1 Background

The intensive forest monitoring (Level II) is part of the International Co-operative Programme on Assessment and Monitoring of Air Pollution Effects on Forests (ICP Forests, http://icp-forests.net) under the umbrella of the Convention on Long-Range Transboundary Air Pollution of the United Nations Economic Commission for Europe (CLRTAP/UNECE). Across Europe, parameters such as meteorology, deposition, tree growth, and crown conditions are assessed on nearly 620 Level II plots following harmonized methods to study cause-effect relationships in forest ecosystems (Ferretti 2021). In Germany, data is available for a maximum of 100 Level II plots with some of them sharing open-field meteorological stations; 68 plots are mandatory under the German forest law (BMJ 1975) and operated by the forest research institutions of the federal states (Seidling 2005; Sanders et al. 2020).

In all surveys, data gaps can occur for various reasons (Sanders and Seidling 2012). However, daily meteorological observations such as air temperature and precipitation are key to assessing changes in forest ecosystems as they affect tree growth and vitality, nutrient cycles, and phenology (de Vries et al. 2014; Ruiz-Benito et al. 2020; Ziche and Seidling 2010).

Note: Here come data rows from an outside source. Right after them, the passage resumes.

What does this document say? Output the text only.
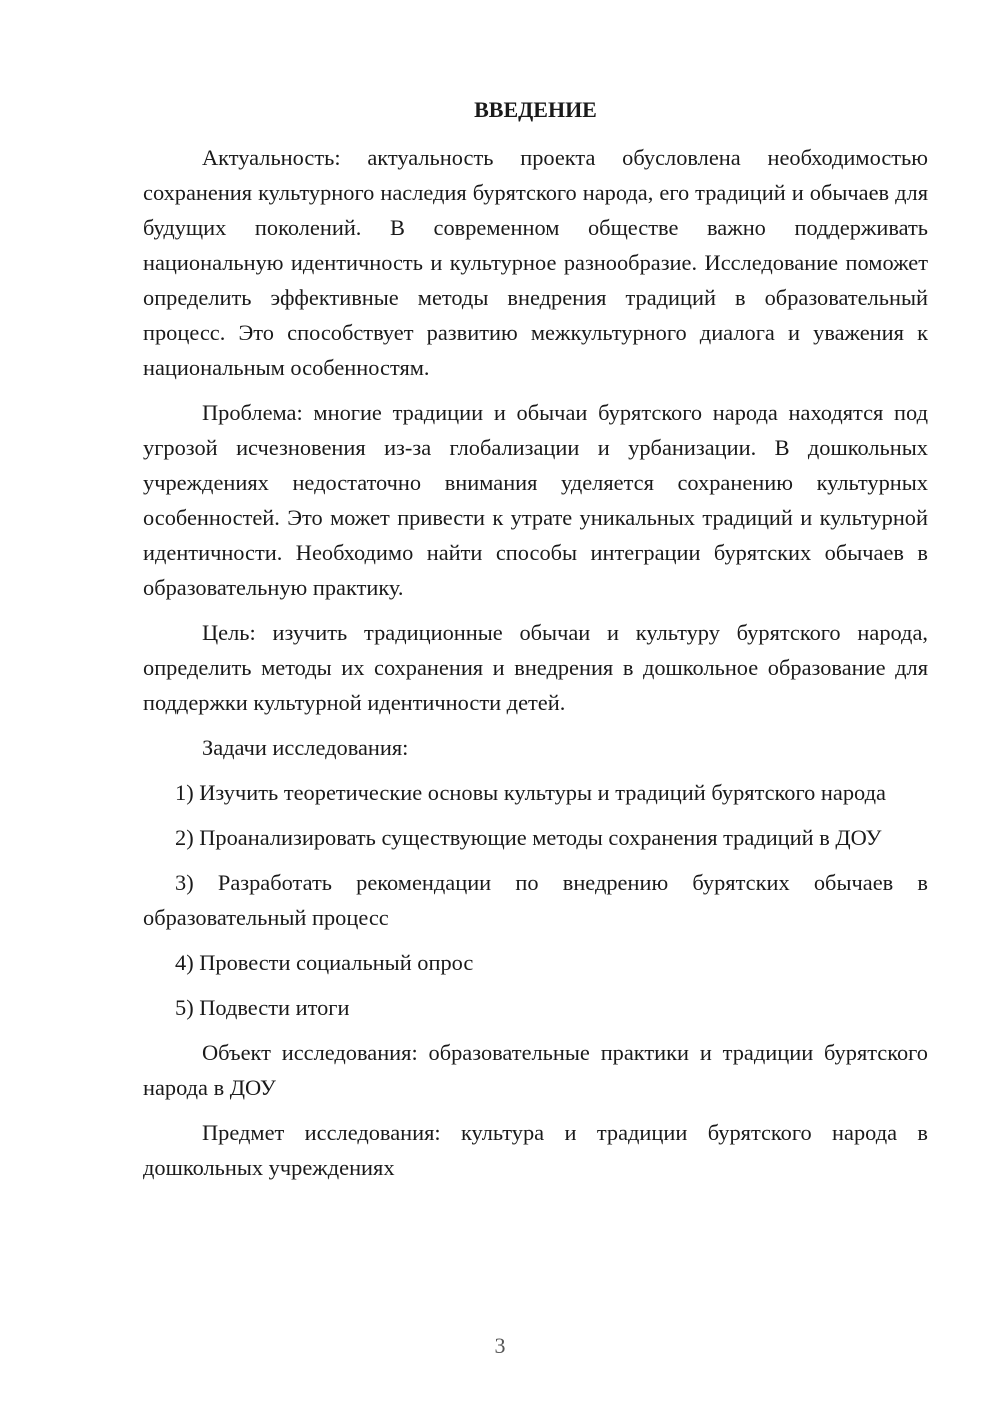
ВВЕДЕНИЕ

Актуальность: актуальность проекта обусловлена необходимостью сохранения культурного наследия бурятского народа, его традиций и обычаев для будущих поколений. В современном обществе важно поддерживать национальную идентичность и культурное разнообразие. Исследование поможет определить эффективные методы внедрения традиций в образовательный процесс. Это способствует развитию межкультурного диалога и уважения к национальным особенностям.

Проблема: многие традиции и обычаи бурятского народа находятся под угрозой исчезновения из-за глобализации и урбанизации. В дошкольных учреждениях недостаточно внимания уделяется сохранению культурных особенностей. Это может привести к утрате уникальных традиций и культурной идентичности. Необходимо найти способы интеграции бурятских обычаев в образовательную практику.

Цель: изучить традиционные обычаи и культуру бурятского народа, определить методы их сохранения и внедрения в дошкольное образование для поддержки культурной идентичности детей.

Задачи исследования:

1) Изучить теоретические основы культуры и традиций бурятского народа

2) Проанализировать существующие методы сохранения традиций в ДОУ

3) Разработать рекомендации по внедрению бурятских обычаев в образовательный процесс

4) Провести социальный опрос

5) Подвести итоги

Объект исследования: образовательные практики и традиции бурятского народа в ДОУ

Предмет исследования: культура и традиции бурятского народа в дошкольных учреждениях

3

To fill these gaps within the measured data, spatial interpolation procedures using a hybrid approach of linear regression and inverse distance weighting (Müller-Westermeier 1995) are used to interpolate daily temperature and precipitation utilizing the data from the German Weather Service (DWD) stations. The resulting interpolated data is validated against the available measured Level II data, and corrected for bias. Gaps within the measured data are eventually filled with the bias-corrected data.

2 Material and methods

2.1 Description of Level II plots

Meteorological data for 100 German Level II plots is available in the ICP Forests database. Of these plots, data from 78 plots covering at least ~20% of the 1996 to 2019 measurement period (about 5 years; number of days N > = 1746 out of 8766) was deemed suitable for validation and plot-specific bias correction after interpolation. The rest of the plots had sparse data (about 3 years; N < = 1093 out of 8766), with half-yearly measurements and completely missing months in-between. Therefore, they were not considered for validation and bias correction to avoid any implausibility. The plots are located along different environmental gradients across Germany. Climate data is recorded on open-field areas generally less than 2000 m from the main forest plots (Raspe et al. 2016). It is measured on a quasi-continuous basis and then aggregated as daily sums and means with a required degree of completeness (Raspe et al. 2016). The aim of this interpolation is to gain ready-to-use datasets which can subsequently be continued without changing older data series (Rukh et al. 2022).

2.2 Variables description

We interpolated the following variables and filled the missing gaps in the time series from 1996 until 2019 (see Table 1):

  1. a.

    Daily average of air temperature in °C, denoted by Tmean

  2. b.

    Daily minimum air temperature in °C denoted by Tmin

  3. c.

    Daily maximum air temperature in °C denoted by Tmax

  4. d.

    Daily sum of precipitation in mm denoted by P

Table 1 Descriptive summary of the dataset for the four interpolated variables. Shown here is the information on the measurement period, when empirical measurements were carried out, information on before the measurement period, quality control criteria, and total number of plots

Note that the complete dataset consists of two subsets. First dataset covers the measurement period from the start of 1996 until the end of 2019 on Level II plots. 1996 is the earliest year when the measurements of climatic parameters started. However, for some Level II plots, measurements of climatic parameters started later than 1996. In those cases, the missing values were also gap-filled after bias correction (see Section 2.4 and technical validation).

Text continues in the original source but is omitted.